Die Kommission hat sich an ihren Sitzungen vom 15. August und 5. September 2000 eingehend über die Parlamentarische Initiative Theiler unterhalten. Zusätzlich hörte die Kommission am 5. September - also bereits in der ersten Phase - die Swisscom und andere Anbieter an.

Die Parlamentarische Initiative Theiler sieht vor, Artikel 11 Absatz 1 des Fernmeldegesetzes (FMG) in dem Sinne zu ergänzen, dass die privaten Anbieter nach den Grundsätzen einer kostenorientierten Preisgestaltung auf nicht diskriminierende Weise Zugang zur letzten Meile bekommen müssen. Dieser Zugang muss für die gesamte Infrastruktur - also Fernmeldeanlagen, Gebäude, Grundstück und Teilnehmeranschlussleitung - gewährt werden.

Eine lange Diskussion wurde in der Kommission darüber geführt, ob eine Ergänzung von Artikel 11 FMG überhaupt nötig sei oder ob der Artikel die Entbündelung nicht schon heute zulasse. Darüber können wir als Parlamentarierinnen und Parlamentarier direkt nicht selbst entscheiden; das wird wohl das Bundesgericht tun, denn ein Privatanbieter hat diesbezüglich Klage eingereicht.

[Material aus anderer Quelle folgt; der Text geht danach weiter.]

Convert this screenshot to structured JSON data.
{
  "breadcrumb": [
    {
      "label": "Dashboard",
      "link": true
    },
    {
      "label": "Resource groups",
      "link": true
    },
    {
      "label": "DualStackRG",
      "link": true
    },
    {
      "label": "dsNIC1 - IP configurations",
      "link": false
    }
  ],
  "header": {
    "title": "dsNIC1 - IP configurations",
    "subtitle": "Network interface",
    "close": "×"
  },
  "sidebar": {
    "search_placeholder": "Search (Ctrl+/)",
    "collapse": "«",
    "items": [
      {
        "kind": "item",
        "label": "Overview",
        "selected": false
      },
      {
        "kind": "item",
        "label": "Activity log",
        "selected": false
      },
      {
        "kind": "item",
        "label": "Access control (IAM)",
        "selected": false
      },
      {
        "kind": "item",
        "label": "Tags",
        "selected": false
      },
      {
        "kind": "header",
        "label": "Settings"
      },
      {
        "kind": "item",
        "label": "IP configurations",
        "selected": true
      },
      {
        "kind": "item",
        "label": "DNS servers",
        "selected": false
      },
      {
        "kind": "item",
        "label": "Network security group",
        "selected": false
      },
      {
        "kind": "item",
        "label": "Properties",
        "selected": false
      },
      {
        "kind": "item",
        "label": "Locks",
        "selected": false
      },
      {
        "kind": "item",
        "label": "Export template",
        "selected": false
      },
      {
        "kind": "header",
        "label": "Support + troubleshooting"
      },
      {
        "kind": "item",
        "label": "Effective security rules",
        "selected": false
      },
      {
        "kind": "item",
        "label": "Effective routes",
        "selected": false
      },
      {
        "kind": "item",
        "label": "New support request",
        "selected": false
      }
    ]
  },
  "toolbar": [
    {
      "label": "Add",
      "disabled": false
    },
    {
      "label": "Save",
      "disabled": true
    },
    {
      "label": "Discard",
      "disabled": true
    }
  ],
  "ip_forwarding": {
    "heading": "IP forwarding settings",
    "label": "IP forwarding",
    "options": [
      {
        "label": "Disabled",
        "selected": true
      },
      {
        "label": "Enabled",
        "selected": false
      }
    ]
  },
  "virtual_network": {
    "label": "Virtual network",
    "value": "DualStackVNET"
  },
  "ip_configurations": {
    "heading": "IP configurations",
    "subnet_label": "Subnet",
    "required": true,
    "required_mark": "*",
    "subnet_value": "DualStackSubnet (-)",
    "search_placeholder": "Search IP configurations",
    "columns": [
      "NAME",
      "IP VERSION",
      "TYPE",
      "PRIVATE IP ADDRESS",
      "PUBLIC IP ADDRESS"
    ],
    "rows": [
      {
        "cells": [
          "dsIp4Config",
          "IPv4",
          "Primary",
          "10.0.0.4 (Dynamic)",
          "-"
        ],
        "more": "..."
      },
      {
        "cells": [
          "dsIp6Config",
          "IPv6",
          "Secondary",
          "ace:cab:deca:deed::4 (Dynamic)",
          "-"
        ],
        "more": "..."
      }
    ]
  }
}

Die Mehrheit der Kommission wollte hier ein klares Zeichen für das Bundesgericht in Richtung Entbündelung geben. Damit sind die Gegner der Initiative natürlich nicht einverstanden; es gehe überhaupt nicht darum, ein Signal zu setzen: Entweder brauche es für die Entbündelung eine neue Rechtsgrundlage - dann müssten wir als Gesetzgeber diese schaffen - oder es brauche keine neue Rechtsgrundlage und dann sei der Initiative keine Folge zu geben.

Eine wichtige Frage war auch, ob die Grundversorgung und die Versorgung der Randgebiete nach der Entbündelung noch gewährleistet seien. Die Gegner der Initiative bezweifeln das sehr. Allerdings werden mit der Initiative die Artikel 16 und 17 FMG, welche den Umfang der Grundversorgung regeln, nicht tangiert, und der Bundesrat ist vom Parlament beauftragt, die Grundversorgung periodisch den ökonomischen und gesellschaftlichen Verhältnissen anzupassen. Gegenwärtig wird geprüft, was in einen vernünftigen Grundversorgungskatalog aufgenommen werden muss.

Ein weiterer Diskussionspunkt war die Preisentwicklung seit der Privatisierung auf dem Gebiet der Telekommunikation. Seit der Liberalisierung sind die Preise auf dem Festnetz im Fernverkehr gesunken. Mit der Senkung der Preise auf dem Festnetz hat die Swisscom den Trend zur Entbündelung der letzten Meile selbst auch noch angeheizt. Denn mit der Senkung der Preise auf dem Festnetz sind die Margen für die Swisscom und die anderen Anbieter sehr klein geworden. Darum ist der Kampf um die letzte Meile so gross, denn die Swisscom lässt sich diese sichere Einnahme verständlicherweise nur ungern entgehen. Für die privaten Anbieter wäre es andererseits wichtig, auch andere Dienstleistungen anbieten zu können, weil es im Festnetz nicht mehr viel zu verdienen gibt.

Die Meinung, die Entbündelung der letzten Meile sei eine materielle Enteignung, wird von der Mehrheit der Kommission nicht geteilt, denn die Swisscom bleibe nach wie vor Eigentümerin ihres Netzes. Es geht hier nur um die Frage, zu welchen Bedingungen sie anderen den Zugang auf ihr Netz gewähren muss. Dafür wird sie einen kostendeckenden Preis mit einem vernünftigen Gewinn verlangen können.

Der Mehrheit der Kommission war klar, dass die Problematik der Entbündelung wohl bis zum Bundesgericht weitergezogen wird. Die Auslegung des Gesetzes sollte aber nicht dem Bundesgericht überlassen werden, weil es damit zum Gesetzgeber gemacht würde. Aus der gegebenen Unsicherheit heraus müssen wir als Gesetzgeber eben Klarheit schaffen - so die Meinung der Kommissionsmehrheit - und der Änderung von Artikel 11 zustimmen.

Wir befinden uns in der ersten Phase der Behandlung der Parlamentarischen Initiative. Die genaue Ausgestaltung, welche zu Recht noch einmal grosse Diskussionen auslösen wird, erfolgt erst in der zweiten Phase.

Aus all diesen Gründen beantragt Ihnen die Kommission mit 13 zu 7 Stimmen bei 1 Enthaltung, der Parlamentarischen Initiative Theiler Folge zu geben.